The questions shaping ageing societies
The conference is organised around a set of policy and system‑level questions that will shape ageing societies over the next decade, including:
- How can labour markets, pension systems and economies adapt to longer lives?
- What role can technology and artificial intelligence play, and where are the risks?
- How can sustainable and equitable long‑term care systems be built at scale?
- What does it take to create age‑friendly societies in both urban and rural settings?
These issues are reflected in the conference sub‑themes on the silver economy, technology and AI, sustainable caring societies, and age‑friendly environments – all areas where HelpAge works to influence policy and practice.
Who the conference is for
The conference is designed for people working at the intersection of policy, practice and evidence on population ageing.
Participants will include:
- Policymakers at national and sub‑national levels
- Researchers and academics
- Civil society leaders and practitioners
- UN agencies and development partners
- Private sector innovators across health, care, technology, finance and insurance.
The conference provides a dedicated space for engagement and exchange among those working on ageing, social protection, care, health systems, urban development, labour markets and inequality.
Why attend
By bringing together decision‑makers, practitioners and technical experts, the conference aims to strengthen collective understanding of how societies can respond to longer lives in ways that are inclusive, sustainable and rights‑based.

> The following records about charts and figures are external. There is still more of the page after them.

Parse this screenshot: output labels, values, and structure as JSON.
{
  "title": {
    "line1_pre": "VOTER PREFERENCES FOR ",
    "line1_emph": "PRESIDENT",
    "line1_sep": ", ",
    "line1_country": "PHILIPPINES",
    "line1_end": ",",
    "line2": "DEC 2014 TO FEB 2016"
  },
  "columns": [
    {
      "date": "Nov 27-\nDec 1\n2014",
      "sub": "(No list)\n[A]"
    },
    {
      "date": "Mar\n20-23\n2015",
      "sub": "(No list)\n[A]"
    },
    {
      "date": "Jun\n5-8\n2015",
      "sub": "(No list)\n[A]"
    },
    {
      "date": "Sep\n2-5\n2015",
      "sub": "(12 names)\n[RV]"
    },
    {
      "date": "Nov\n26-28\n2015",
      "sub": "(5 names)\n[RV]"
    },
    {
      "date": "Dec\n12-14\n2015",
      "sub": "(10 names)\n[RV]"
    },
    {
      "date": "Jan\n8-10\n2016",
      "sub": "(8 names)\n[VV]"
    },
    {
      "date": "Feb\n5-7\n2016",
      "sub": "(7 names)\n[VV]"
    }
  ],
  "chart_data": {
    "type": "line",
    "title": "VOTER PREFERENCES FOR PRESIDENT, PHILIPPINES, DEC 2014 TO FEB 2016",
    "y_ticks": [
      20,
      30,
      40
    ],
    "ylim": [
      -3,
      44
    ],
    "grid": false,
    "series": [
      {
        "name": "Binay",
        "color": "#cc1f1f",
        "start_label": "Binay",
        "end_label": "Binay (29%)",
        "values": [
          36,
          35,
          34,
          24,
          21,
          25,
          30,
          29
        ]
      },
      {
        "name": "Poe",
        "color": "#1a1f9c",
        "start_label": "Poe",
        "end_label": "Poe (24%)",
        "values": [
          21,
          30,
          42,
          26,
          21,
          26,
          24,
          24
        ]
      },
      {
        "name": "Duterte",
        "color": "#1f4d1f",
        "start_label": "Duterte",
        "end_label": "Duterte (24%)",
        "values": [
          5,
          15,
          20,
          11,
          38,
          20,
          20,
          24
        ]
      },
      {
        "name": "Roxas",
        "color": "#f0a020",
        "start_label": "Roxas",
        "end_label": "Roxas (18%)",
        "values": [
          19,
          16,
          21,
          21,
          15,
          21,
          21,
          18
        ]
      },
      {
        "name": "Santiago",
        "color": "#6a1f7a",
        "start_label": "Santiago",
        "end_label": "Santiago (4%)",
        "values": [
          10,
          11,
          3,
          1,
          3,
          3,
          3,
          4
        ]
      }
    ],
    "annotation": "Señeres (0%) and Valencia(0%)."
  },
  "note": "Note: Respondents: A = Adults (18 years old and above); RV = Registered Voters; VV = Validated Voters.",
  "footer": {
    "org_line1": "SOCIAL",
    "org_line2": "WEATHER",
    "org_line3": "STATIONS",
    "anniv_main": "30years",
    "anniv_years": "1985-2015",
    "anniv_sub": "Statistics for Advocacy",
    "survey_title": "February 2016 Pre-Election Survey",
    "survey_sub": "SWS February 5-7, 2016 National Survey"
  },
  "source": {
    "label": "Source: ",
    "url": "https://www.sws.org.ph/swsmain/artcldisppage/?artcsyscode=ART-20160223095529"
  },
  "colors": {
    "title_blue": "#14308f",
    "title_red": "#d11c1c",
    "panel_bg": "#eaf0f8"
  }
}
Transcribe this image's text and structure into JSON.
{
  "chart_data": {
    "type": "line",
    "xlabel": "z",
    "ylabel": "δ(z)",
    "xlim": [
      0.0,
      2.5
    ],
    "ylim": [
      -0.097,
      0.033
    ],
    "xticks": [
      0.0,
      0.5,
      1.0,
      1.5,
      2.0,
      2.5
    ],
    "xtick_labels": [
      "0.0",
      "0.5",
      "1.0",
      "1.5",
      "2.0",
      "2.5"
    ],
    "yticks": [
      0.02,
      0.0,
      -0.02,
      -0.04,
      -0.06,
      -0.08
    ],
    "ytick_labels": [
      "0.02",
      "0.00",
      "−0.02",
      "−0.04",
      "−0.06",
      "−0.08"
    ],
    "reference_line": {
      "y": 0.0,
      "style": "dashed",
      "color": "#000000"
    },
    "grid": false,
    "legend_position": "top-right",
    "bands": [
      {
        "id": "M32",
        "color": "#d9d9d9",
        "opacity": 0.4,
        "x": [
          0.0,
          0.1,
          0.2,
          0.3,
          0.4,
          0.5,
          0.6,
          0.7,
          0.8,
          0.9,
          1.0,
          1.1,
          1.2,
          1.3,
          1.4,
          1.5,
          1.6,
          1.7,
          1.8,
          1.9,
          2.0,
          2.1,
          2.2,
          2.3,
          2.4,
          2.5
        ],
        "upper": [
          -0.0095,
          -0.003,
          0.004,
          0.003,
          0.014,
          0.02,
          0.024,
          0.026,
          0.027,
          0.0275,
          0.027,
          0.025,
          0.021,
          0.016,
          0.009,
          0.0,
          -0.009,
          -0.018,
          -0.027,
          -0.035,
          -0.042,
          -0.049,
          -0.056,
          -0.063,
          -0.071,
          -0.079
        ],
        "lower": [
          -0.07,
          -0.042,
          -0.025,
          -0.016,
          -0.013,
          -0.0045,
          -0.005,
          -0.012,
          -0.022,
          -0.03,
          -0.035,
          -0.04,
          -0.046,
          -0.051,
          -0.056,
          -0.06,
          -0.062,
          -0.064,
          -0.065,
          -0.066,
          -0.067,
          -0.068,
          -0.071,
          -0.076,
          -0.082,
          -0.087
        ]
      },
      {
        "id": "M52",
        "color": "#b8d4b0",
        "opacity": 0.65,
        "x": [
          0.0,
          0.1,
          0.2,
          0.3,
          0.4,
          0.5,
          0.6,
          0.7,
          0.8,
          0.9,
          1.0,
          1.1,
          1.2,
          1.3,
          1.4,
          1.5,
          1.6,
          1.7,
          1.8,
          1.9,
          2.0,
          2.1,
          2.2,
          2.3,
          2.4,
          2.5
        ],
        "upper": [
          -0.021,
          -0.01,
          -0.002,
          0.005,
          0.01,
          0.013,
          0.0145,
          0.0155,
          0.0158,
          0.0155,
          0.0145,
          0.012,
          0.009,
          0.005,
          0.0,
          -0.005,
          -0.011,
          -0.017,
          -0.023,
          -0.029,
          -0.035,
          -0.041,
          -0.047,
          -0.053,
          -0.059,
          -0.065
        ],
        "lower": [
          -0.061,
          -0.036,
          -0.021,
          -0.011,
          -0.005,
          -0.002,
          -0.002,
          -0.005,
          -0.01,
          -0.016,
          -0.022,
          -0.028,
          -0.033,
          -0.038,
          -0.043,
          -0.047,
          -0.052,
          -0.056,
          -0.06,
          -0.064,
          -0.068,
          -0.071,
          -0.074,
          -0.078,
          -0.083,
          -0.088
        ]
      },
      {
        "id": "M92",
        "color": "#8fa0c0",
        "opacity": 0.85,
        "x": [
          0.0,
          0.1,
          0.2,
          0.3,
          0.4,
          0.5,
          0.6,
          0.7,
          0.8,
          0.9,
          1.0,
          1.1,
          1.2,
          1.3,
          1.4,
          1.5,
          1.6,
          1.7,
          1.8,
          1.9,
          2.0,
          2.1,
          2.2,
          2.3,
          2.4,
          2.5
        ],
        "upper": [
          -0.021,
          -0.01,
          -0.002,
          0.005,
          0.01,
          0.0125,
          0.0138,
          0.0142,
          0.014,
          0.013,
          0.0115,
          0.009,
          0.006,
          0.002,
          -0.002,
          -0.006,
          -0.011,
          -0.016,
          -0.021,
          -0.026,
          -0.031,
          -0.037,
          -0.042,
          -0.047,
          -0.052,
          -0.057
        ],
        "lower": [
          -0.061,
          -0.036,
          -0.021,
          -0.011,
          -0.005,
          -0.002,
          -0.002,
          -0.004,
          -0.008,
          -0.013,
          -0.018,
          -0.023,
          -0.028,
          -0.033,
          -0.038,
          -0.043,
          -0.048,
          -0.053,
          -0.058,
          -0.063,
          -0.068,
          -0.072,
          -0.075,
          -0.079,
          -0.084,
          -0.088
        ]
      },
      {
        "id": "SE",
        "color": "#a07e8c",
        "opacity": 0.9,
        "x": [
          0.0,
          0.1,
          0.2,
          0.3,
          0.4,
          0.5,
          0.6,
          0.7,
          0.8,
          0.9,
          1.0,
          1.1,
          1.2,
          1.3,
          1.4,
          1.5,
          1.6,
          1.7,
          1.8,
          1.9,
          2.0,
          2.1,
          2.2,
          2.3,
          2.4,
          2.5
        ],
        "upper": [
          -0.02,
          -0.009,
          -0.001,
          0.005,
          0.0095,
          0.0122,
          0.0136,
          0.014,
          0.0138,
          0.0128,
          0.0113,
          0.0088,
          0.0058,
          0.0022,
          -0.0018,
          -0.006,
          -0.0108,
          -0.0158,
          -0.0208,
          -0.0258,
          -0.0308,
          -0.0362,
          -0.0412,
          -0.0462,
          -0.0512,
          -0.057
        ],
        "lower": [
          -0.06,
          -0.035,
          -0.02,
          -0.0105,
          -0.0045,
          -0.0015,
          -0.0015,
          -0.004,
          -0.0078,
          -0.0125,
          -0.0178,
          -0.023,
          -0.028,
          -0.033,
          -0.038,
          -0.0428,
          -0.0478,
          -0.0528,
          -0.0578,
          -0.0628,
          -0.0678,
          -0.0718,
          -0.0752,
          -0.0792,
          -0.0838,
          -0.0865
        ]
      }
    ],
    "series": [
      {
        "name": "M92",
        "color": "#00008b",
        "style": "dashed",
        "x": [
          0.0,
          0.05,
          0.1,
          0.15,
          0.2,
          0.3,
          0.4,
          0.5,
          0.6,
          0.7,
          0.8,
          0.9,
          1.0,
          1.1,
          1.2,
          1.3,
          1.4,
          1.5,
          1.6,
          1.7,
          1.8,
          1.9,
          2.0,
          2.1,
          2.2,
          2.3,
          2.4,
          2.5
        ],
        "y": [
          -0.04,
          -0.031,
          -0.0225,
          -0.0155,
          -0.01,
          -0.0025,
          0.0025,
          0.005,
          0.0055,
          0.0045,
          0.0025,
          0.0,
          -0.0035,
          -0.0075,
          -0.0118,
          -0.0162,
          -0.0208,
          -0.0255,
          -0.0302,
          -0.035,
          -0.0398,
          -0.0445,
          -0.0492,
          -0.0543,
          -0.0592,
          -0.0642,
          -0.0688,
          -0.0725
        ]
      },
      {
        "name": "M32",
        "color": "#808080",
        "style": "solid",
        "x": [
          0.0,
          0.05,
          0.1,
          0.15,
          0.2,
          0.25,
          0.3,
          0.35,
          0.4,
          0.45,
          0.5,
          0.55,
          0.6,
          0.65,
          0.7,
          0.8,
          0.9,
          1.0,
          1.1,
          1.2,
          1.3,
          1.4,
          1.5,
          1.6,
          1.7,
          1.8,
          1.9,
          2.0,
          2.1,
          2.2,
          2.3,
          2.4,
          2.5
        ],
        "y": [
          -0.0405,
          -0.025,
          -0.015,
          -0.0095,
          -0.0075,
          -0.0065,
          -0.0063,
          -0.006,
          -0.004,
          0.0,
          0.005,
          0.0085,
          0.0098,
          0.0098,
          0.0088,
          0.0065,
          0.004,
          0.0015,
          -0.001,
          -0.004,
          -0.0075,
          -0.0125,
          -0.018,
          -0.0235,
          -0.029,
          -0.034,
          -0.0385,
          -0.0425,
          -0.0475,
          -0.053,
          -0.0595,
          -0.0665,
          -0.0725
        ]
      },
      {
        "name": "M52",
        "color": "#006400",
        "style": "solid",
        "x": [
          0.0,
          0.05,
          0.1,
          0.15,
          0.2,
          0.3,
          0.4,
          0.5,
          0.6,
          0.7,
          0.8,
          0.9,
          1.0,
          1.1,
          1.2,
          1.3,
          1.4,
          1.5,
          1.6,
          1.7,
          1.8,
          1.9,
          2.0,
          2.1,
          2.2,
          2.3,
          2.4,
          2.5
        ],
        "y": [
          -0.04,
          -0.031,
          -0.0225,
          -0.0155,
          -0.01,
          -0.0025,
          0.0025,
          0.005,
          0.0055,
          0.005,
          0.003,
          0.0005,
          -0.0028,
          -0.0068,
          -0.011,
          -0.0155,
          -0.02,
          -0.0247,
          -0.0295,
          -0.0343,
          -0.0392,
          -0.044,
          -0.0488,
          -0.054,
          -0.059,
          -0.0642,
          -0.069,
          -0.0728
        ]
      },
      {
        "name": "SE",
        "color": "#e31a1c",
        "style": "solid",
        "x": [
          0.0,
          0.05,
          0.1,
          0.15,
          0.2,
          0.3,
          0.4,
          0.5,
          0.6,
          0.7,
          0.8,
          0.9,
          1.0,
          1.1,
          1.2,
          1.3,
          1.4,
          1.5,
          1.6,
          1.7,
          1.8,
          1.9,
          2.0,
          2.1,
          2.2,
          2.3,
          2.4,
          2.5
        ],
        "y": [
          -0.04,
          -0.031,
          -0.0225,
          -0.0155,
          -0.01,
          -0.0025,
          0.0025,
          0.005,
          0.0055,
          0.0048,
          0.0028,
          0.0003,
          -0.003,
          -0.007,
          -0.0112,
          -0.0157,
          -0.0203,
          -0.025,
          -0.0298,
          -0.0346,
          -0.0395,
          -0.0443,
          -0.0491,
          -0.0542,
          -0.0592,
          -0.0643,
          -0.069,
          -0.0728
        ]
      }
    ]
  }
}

Participants will have opportunities to:
- Engage with senior policy influencers shaping ageing, health and social protection agendas
- Contribute to agenda‑setting discussions that influence regional policy direction
- Access emerging evidence, innovation and practice from across Asia and globally
- Build relationships and partnerships across sectors and disciplines.
Together, we can help shape how societies respond to population ageing – ensuring older people are not left behind as economies and systems adapt to a changing demographic reality.